Africa holds roughly 18 percent of the world’s population and more than 30 percent of its known mineral reserves, he noted, yet accounts for barely 3 percent of global trade and economic output. The continent faces an annual financing gap of $400 billion for the structural transformation its economies require — even as more than $4 trillion sits largely idle in African banks, pension funds and sovereign wealth funds.
“Investors are not short of appetite,” Dr. Ould Tah said. “They are short of instruments that make Africa’s risk bankable.”
Ousmane Diagana, the World Bank’s Vice President for Western and Central Africa, anchored his remarks in demographic reality. Between 2030 and 2050, he said, 90 percent of the growth in the world’s working-age population will occur in Africa, with Sub-Saharan Africa alone adding more than 620 million people. Nine in ten jobs on the continent are already generated by the private sector, he noted, but most remain concentrated in low-productivity work.

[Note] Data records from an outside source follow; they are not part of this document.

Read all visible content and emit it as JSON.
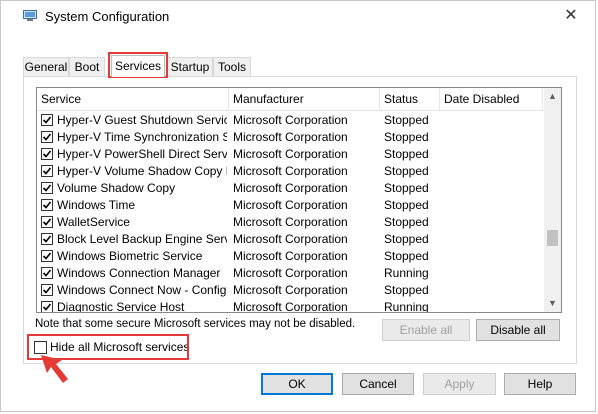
{
  "window": {
    "title": "System Configuration",
    "close_glyph": "✕"
  },
  "tabs": [
    "General",
    "Boot",
    "Services",
    "Startup",
    "Tools"
  ],
  "active_tab": "Services",
  "columns": {
    "service": "Service",
    "manufacturer": "Manufacturer",
    "status": "Status",
    "date_disabled": "Date Disabled"
  },
  "services": [
    {
      "service": "Hyper-V Guest Shutdown Service",
      "manufacturer": "Microsoft Corporation",
      "status": "Stopped",
      "date_disabled": "",
      "checked": true
    },
    {
      "service": "Hyper-V Time Synchronization S...",
      "manufacturer": "Microsoft Corporation",
      "status": "Stopped",
      "date_disabled": "",
      "checked": true
    },
    {
      "service": "Hyper-V PowerShell Direct Service",
      "manufacturer": "Microsoft Corporation",
      "status": "Stopped",
      "date_disabled": "",
      "checked": true
    },
    {
      "service": "Hyper-V Volume Shadow Copy R...",
      "manufacturer": "Microsoft Corporation",
      "status": "Stopped",
      "date_disabled": "",
      "checked": true
    },
    {
      "service": "Volume Shadow Copy",
      "manufacturer": "Microsoft Corporation",
      "status": "Stopped",
      "date_disabled": "",
      "checked": true
    },
    {
      "service": "Windows Time",
      "manufacturer": "Microsoft Corporation",
      "status": "Stopped",
      "date_disabled": "",
      "checked": true
    },
    {
      "service": "WalletService",
      "manufacturer": "Microsoft Corporation",
      "status": "Stopped",
      "date_disabled": "",
      "checked": true
    },
    {
      "service": "Block Level Backup Engine Service",
      "manufacturer": "Microsoft Corporation",
      "status": "Stopped",
      "date_disabled": "",
      "checked": true
    },
    {
      "service": "Windows Biometric Service",
      "manufacturer": "Microsoft Corporation",
      "status": "Stopped",
      "date_disabled": "",
      "checked": true
    },
    {
      "service": "Windows Connection Manager",
      "manufacturer": "Microsoft Corporation",
      "status": "Running",
      "date_disabled": "",
      "checked": true
    },
    {
      "service": "Windows Connect Now - Config ...",
      "manufacturer": "Microsoft Corporation",
      "status": "Stopped",
      "date_disabled": "",
      "checked": true
    },
    {
      "service": "Diagnostic Service Host",
      "manufacturer": "Microsoft Corporation",
      "status": "Running",
      "date_disabled": "",
      "checked": true
    }
  ],
  "scroll_position": 0.72,
  "note": "Note that some secure Microsoft services may not be disabled.",
  "buttons": {
    "enable_all": "Enable all",
    "disable_all": "Disable all",
    "ok": "OK",
    "cancel": "Cancel",
    "apply": "Apply",
    "help": "Help"
  },
  "hide_ms": {
    "label": "Hide all Microsoft services",
    "checked": false
  },
  "colors": {
    "highlight": "#e53935",
    "default_button": "#0078d7"
  }
}
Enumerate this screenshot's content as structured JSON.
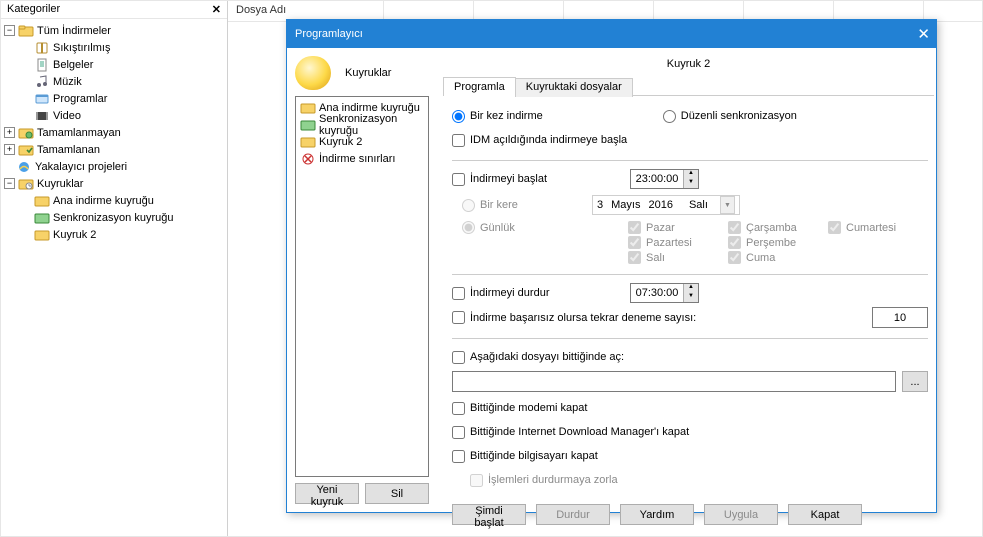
{
  "sidebar": {
    "title": "Kategoriler",
    "root": "Tüm İndirmeler",
    "cats": [
      "Sıkıştırılmış",
      "Belgeler",
      "Müzik",
      "Programlar",
      "Video"
    ],
    "groups": [
      "Tamamlanmayan",
      "Tamamlanan",
      "Yakalayıcı projeleri"
    ],
    "queues_root": "Kuyruklar",
    "queues": [
      "Ana indirme kuyruğu",
      "Senkronizasyon kuyruğu",
      "Kuyruk 2"
    ]
  },
  "listHeader": "Dosya Adı",
  "dialog": {
    "title": "Programlayıcı",
    "left_title": "Kuyruklar",
    "queues": [
      "Ana indirme kuyruğu",
      "Senkronizasyon kuyruğu",
      "Kuyruk 2",
      "İndirme sınırları"
    ],
    "new_btn": "Yeni kuyruk",
    "del_btn": "Sil",
    "selected": "Kuyruk 2",
    "tab1": "Programla",
    "tab2": "Kuyruktaki dosyalar",
    "once": "Bir kez indirme",
    "periodic": "Düzenli senkronizasyon",
    "start_on_open": "IDM açıldığında indirmeye başla",
    "start_dl": "İndirmeyi başlat",
    "start_time": "23:00:00",
    "one_time": "Bir kere",
    "date_d": "3",
    "date_m": "Mayıs",
    "date_y": "2016",
    "date_dow": "Salı",
    "daily": "Günlük",
    "days": {
      "sun": "Pazar",
      "mon": "Pazartesi",
      "tue": "Salı",
      "wed": "Çarşamba",
      "thu": "Perşembe",
      "fri": "Cuma",
      "sat": "Cumartesi"
    },
    "stop_dl": "İndirmeyi durdur",
    "stop_time": "07:30:00",
    "retry": "İndirme başarısız olursa tekrar deneme sayısı:",
    "retry_n": "10",
    "open_file": "Aşağıdaki dosyayı bittiğinde aç:",
    "hangup": "Bittiğinde modemi kapat",
    "exit": "Bittiğinde Internet Download Manager'ı kapat",
    "shutdown": "Bittiğinde bilgisayarı kapat",
    "force": "İşlemleri durdurmaya zorla",
    "btns": {
      "start": "Şimdi başlat",
      "stop": "Durdur",
      "help": "Yardım",
      "apply": "Uygula",
      "close": "Kapat"
    }
  },
  "chart_data": null
}
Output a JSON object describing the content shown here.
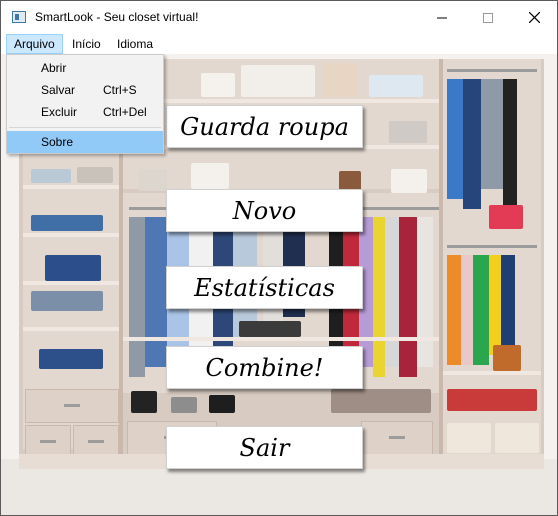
{
  "window": {
    "title": "SmartLook - Seu closet virtual!"
  },
  "menubar": {
    "items": [
      {
        "label": "Arquivo"
      },
      {
        "label": "Início"
      },
      {
        "label": "Idioma"
      }
    ]
  },
  "file_menu": {
    "items": [
      {
        "label": "Abrir",
        "shortcut": ""
      },
      {
        "label": "Salvar",
        "shortcut": "Ctrl+S"
      },
      {
        "label": "Excluir",
        "shortcut": "Ctrl+Del"
      },
      {
        "label": "Sobre",
        "shortcut": "",
        "highlighted": true
      }
    ]
  },
  "main_buttons": [
    {
      "label": "Guarda roupa"
    },
    {
      "label": "Novo"
    },
    {
      "label": "Estatísticas"
    },
    {
      "label": "Combine!"
    },
    {
      "label": "Sair"
    }
  ],
  "colors": {
    "menu_highlight": "#91c9f7",
    "menu_active": "#cce8ff",
    "closet_wood": "#e3d8cf"
  }
}
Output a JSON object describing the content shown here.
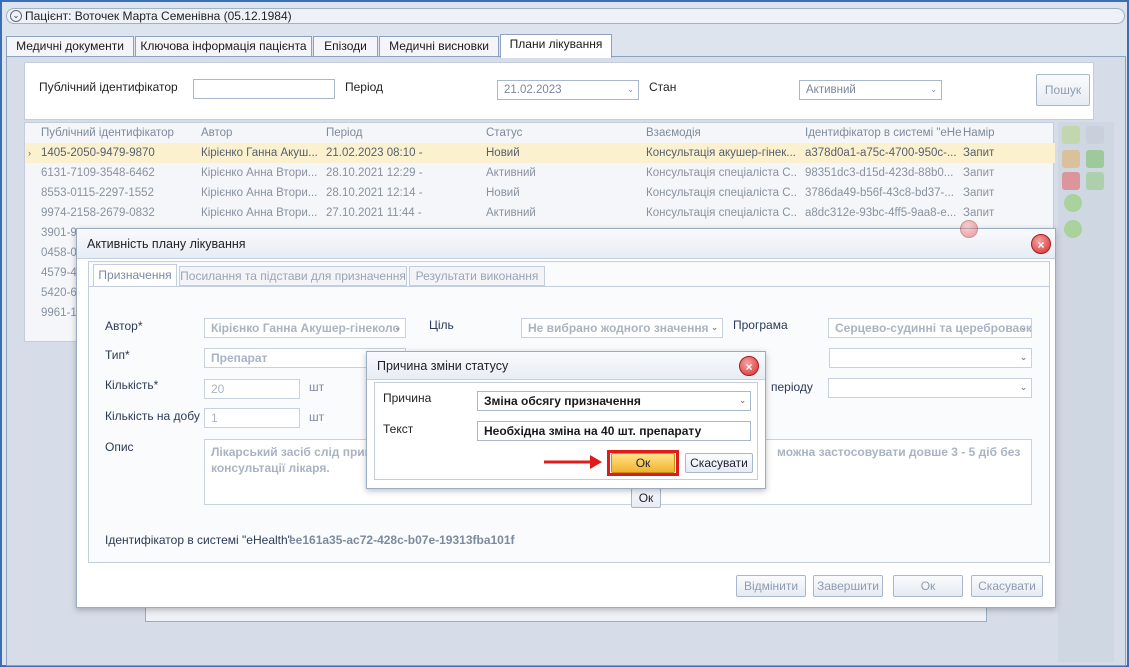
{
  "patient_bar": {
    "label": "Пацієнт: Воточек Марта Семенівна (05.12.1984)"
  },
  "tabs": [
    "Медичні документи",
    "Ключова інформація пацієнта",
    "Епізоди",
    "Медичні висновки",
    "Плани лікування"
  ],
  "filter": {
    "public_id_label": "Публічний ідентифікатор",
    "public_id_value": "",
    "period_label": "Період",
    "period_value": "21.02.2023",
    "state_label": "Стан",
    "state_value": "Активний",
    "search_button": "Пошук"
  },
  "grid": {
    "columns": [
      "Публічний ідентифікатор",
      "Автор",
      "Період",
      "Статус",
      "Взаємодія",
      "Ідентифікатор в системі \"eHe",
      "Намір"
    ],
    "rows": [
      [
        "1405-2050-9479-9870",
        "Кірієнко Ганна Акуш...",
        "21.02.2023 08:10 -",
        "Новий",
        "Консультація акушер-гінек...",
        "a378d0a1-a75c-4700-950c-...",
        "Запит"
      ],
      [
        "6131-7109-3548-6462",
        "Кірієнко Анна Втори...",
        "28.10.2021 12:29 -",
        "Активний",
        "Консультація спеціаліста С...",
        "98351dc3-d15d-423d-88b0...",
        "Запит"
      ],
      [
        "8553-0115-2297-1552",
        "Кірієнко Анна Втори...",
        "28.10.2021 12:14 -",
        "Новий",
        "Консультація спеціаліста С...",
        "3786da49-b56f-43c8-bd37-...",
        "Запит"
      ],
      [
        "9974-2158-2679-0832",
        "Кірієнко Анна Втори...",
        "27.10.2021 11:44 -",
        "Активний",
        "Консультація спеціаліста С...",
        "a8dc312e-93bc-4ff5-9aa8-e...",
        "Запит"
      ],
      [
        "3901-9",
        "",
        "",
        "",
        "",
        "",
        ""
      ],
      [
        "0458-0",
        "",
        "",
        "",
        "",
        "",
        ""
      ],
      [
        "4579-4",
        "",
        "",
        "",
        "",
        "",
        ""
      ],
      [
        "5420-6",
        "",
        "",
        "",
        "",
        "",
        ""
      ],
      [
        "9961-1",
        "",
        "",
        "",
        "",
        "",
        ""
      ]
    ]
  },
  "activity_dialog": {
    "title": "Активність плану лікування",
    "tabs": [
      "Призначення",
      "Посилання та підстави для призначення",
      "Результати виконання"
    ],
    "author_label": "Автор*",
    "author_value": "Кірієнко Ганна Акушер-гінеколо",
    "goal_label": "Ціль",
    "goal_value": "Не вибрано жодного значення",
    "program_label": "Програма",
    "program_value": "Серцево-судинні та цереброваскул",
    "type_label": "Тип*",
    "type_value": "Препарат",
    "qty_label": "Кількість*",
    "qty_value": "20",
    "qty_unit": "шт",
    "period_label": "періоду",
    "per_day_label": "Кількість на добу",
    "per_day_value": "1",
    "per_day_unit": "шт",
    "desc_label": "Опис",
    "desc_text": "Лікарський засіб слід прийм\nконсультації лікаря.",
    "desc_text_right": "можна застосовувати довше 3 - 5 діб без",
    "inner_ok": "Ок",
    "ehealth_label": "Ідентифікатор в системі \"eHealth\"",
    "ehealth_value": "ee161a35-ac72-428c-b07e-19313fba101f",
    "cancel_btn": "Відмінити",
    "complete_btn": "Завершити",
    "ok_btn": "Ок",
    "close_btn": "Скасувати"
  },
  "status_dialog": {
    "title": "Причина зміни статусу",
    "reason_label": "Причина",
    "reason_value": "Зміна обсягу призначення",
    "text_label": "Текст",
    "text_value": "Необхідна зміна на 40 шт. препарату",
    "ok_btn": "Ок",
    "cancel_btn": "Скасувати"
  },
  "colors": {
    "accent": "#3a6fb5",
    "highlight_red": "#e01b1b",
    "ok_fill": "#f5c242"
  }
}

“Those three words — investment, innovation, and inclusion — converge on a single purpose: jobs, more jobs, and better jobs,” Mr. Diagana said.
Delegates said they hoped the summit would produce more than declarations. Leaders called for concrete policy outcomes: measures to restore fiscal space, targeted investments to unlock growth, and structural reforms to expand economic opportunity across the continent.